Rogala noted that record companies in Canada and South America previously had secured the right to release "Boys Just Want to Have Sex." Exude's members--Frank Rogala, his brother, Vince, Robin Canada and Vance Carriere--view the song as something of an albatross that got the techno-rock dance band pegged as a novelty act after its 1984 release.

Pickering said he chalks up his involvement with Exude as a learning experience and from now on will concentrate on working with Australian acts. That is an about-face from the idea he had in launching his label: that he could succeed by drawing upon the massive talent pool of unsigned American rock bands. Pickering said Ultra Media's next project is a novelty release--a new version of the "Roger Ramjet" cartoon theme, performed by Australian musicians.
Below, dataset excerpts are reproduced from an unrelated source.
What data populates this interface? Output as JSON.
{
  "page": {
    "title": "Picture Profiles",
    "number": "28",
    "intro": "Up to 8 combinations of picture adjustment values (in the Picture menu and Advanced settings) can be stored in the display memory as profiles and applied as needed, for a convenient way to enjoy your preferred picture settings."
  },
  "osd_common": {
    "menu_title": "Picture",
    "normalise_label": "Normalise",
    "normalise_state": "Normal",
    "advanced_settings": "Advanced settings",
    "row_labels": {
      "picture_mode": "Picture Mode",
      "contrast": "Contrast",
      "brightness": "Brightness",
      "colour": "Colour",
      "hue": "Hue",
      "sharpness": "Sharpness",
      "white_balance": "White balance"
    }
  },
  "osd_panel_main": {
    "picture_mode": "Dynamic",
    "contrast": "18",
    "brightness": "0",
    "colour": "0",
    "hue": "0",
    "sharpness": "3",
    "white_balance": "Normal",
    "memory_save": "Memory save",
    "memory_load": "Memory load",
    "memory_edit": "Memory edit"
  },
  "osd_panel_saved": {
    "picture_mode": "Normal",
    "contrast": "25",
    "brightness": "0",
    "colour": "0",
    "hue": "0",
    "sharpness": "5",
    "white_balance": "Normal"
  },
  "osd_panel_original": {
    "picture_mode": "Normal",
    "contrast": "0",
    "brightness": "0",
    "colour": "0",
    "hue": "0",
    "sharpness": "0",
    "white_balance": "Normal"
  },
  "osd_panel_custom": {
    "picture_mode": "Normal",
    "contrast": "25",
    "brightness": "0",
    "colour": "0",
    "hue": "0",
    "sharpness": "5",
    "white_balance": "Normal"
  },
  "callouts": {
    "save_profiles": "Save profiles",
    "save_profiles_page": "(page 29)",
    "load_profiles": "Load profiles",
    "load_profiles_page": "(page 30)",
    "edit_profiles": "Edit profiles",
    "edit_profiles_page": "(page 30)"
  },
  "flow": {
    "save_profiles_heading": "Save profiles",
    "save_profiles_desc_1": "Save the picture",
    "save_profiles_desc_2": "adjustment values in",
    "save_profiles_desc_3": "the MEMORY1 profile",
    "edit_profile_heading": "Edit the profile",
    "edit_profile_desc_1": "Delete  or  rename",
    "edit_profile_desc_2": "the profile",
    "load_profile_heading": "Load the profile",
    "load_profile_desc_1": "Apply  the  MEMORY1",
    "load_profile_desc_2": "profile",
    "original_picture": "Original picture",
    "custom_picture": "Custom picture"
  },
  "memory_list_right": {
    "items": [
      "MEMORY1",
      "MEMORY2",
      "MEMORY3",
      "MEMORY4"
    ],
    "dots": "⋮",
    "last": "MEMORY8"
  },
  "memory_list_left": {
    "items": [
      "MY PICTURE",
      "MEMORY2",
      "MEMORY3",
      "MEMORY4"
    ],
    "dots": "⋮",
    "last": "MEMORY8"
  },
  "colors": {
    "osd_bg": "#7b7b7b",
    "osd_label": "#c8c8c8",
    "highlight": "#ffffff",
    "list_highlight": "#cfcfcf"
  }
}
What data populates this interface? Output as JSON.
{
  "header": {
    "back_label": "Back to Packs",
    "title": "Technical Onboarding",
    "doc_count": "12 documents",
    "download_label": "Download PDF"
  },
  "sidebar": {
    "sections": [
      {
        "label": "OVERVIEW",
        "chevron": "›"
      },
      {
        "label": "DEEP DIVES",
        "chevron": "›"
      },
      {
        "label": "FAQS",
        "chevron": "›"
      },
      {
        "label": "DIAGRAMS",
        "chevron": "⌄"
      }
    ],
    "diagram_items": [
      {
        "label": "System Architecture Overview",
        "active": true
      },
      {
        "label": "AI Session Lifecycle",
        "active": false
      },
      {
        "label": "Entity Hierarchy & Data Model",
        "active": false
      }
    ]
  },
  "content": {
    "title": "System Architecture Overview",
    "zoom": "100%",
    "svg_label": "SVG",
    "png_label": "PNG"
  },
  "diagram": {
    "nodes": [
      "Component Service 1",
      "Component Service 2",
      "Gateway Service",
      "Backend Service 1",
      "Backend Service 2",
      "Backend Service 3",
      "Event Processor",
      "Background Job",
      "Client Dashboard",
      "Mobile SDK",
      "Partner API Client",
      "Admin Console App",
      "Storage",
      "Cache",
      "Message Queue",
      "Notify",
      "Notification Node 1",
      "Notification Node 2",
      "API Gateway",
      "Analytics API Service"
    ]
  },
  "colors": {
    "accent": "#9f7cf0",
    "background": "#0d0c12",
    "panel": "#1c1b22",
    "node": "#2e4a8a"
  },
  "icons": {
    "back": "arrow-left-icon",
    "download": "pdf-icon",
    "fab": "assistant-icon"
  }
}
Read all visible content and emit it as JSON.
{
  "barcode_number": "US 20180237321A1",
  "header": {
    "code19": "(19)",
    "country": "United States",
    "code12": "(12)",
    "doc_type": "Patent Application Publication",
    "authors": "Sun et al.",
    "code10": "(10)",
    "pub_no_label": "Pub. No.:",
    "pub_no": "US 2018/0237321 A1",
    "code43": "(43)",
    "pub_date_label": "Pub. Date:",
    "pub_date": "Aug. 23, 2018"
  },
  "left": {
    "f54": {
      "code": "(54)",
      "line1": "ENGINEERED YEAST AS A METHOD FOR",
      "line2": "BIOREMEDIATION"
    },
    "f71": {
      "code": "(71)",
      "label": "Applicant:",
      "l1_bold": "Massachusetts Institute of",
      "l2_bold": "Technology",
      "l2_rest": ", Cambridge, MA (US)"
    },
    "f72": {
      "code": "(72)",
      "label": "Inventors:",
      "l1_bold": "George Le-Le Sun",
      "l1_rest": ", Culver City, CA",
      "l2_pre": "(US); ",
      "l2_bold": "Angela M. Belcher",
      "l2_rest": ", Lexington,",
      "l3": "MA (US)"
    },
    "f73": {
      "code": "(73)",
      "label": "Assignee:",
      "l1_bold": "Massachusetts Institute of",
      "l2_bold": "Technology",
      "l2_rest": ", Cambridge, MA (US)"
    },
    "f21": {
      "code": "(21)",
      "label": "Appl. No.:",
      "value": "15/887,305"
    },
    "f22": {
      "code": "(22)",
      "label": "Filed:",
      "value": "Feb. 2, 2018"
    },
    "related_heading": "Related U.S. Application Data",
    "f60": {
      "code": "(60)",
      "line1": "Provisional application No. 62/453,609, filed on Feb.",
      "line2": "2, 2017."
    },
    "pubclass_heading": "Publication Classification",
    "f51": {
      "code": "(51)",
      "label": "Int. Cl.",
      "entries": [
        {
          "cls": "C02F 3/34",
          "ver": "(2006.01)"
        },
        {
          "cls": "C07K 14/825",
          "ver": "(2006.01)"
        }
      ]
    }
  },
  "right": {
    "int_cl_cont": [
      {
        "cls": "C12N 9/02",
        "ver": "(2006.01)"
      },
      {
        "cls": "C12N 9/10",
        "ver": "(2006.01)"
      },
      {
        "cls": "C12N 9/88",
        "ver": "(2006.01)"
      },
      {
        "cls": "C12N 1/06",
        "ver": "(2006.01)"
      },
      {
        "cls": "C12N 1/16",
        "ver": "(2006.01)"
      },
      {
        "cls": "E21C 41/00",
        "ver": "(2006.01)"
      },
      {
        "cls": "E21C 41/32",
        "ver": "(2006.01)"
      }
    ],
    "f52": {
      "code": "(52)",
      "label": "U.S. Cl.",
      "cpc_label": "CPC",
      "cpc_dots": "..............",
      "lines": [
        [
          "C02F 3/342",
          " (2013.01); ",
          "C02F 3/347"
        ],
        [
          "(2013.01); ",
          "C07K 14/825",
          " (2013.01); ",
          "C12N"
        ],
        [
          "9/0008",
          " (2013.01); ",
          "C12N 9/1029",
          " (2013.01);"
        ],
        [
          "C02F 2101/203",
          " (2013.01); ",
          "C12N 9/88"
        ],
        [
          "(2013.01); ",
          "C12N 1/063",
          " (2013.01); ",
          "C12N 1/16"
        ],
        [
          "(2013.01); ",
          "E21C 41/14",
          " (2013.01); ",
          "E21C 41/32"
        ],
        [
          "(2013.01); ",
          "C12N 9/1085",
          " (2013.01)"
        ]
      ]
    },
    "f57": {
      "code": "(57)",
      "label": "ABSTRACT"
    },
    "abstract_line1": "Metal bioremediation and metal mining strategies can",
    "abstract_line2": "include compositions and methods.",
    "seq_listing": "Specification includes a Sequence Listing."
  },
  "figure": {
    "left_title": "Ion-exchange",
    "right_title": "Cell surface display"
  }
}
As for Exude, any disappointments in Australia are being offset by renewed hopes for a U.S. record deal. Rogala said label interest in the band has increased since it was named recently among the top 10 finishers in a "Best Unsigned Band" contest sponsored by Musician Magazine and judged by a blue-ribbon panel made up of Elvis Costello, Mark Knopfler, T-Bone Burnett and Mitchell Froom.

"All the labels have been asking for demos from us," Rogala said. "None has said, 'yes, we'll (sign) you at this moment,' but they've been sending people to our shows" and asking for new material that the band has been working up.

Even though Exude's first release didn't hit it big in Australia, Rogala is hoping that Pickering will think twice before severing the band's Australian connection. "An up-and-coming band that has gotten industry attention is something that's an investment," Rogala said.

SCALING BACK: The loss of half its seating capacity will force Michael's Supper Club to hold off on some big-name bookings, according to owner Michael Zanetis. But Zanetis says he is confident that he will be able to work out an agreement with county fire and building officials to restore some of the Dana Point venue's lost seating capacity--enough for the club to resume its original booking philosophy of going after major acts. After a sold-out opening in August with B.B. King, the fire marshal reduced Michael's seating capacity from 333 to 157 when it was learned that the club had never sought or received the required permit from the fire marshal.